The ARCUS Project will relocate its base of activities to a new location. This decision does not constitute a reassessment or reduction of the value attributed to the project. Rather, it has been made in order to enable the ARCUS Project to continue its activities in Moriya City and to ensure the continuity of its value into the future. At its new location, the project will continue its international artist-in-residence program. In addition, efforts will be made to expand opportunities for children to engage with contemporary art and creative activities in their daily lives, as well as to promote opportunities for interaction with the international community. Moriya City will continue to respect the history and achievements accumulated through the project and will seek to ensure that its value is appropriately transferred to future generations.
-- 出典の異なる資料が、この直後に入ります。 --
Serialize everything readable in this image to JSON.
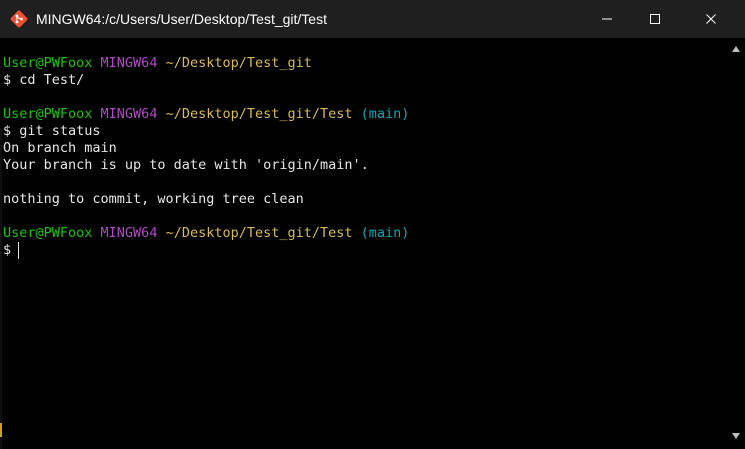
{
  "window": {
    "title": "MINGW64:/c/Users/User/Desktop/Test_git/Test",
    "icon": "git-icon",
    "controls": [
      "minimize-icon",
      "maximize-icon",
      "close-icon"
    ],
    "colors": {
      "titlebar": "#1f1f1f",
      "background": "#000000"
    }
  },
  "terminal": {
    "colors": {
      "text": "#e6e6e6",
      "user_host": "#16c60c",
      "mingw": "#b148c6",
      "path": "#d7ba5a",
      "branch": "#0aa7b6"
    },
    "prompt1": {
      "user_host": "User@PWFoox",
      "mingw": "MINGW64",
      "path": "~/Desktop/Test_git"
    },
    "cmd1": "$ cd Test/",
    "prompt2": {
      "user_host": "User@PWFoox",
      "mingw": "MINGW64",
      "path": "~/Desktop/Test_git/Test",
      "branch": "(main)"
    },
    "cmd2": "$ git status",
    "out1": "On branch main",
    "out2": "Your branch is up to date with 'origin/main'.",
    "out3": "nothing to commit, working tree clean",
    "prompt3": {
      "user_host": "User@PWFoox",
      "mingw": "MINGW64",
      "path": "~/Desktop/Test_git/Test",
      "branch": "(main)"
    },
    "cmd3": "$"
  }
}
The City is aware of the various opinions and concerns expressed in Japan and abroad regarding the relocation and takes these matters seriously. Moriya City will continue to cooperate with the ARCUS Project Executive Committee and relevant organizations in order to maintain and further develop the project. Moriya City remains committed to supporting the continued development of the ARCUS Project as an internationally oriented cultural and artistic initiative, while preserving its established value and ensuring its continuity into the future. We respectfully request your continued understanding and cooperation regarding the future activities of the ARCUS Project.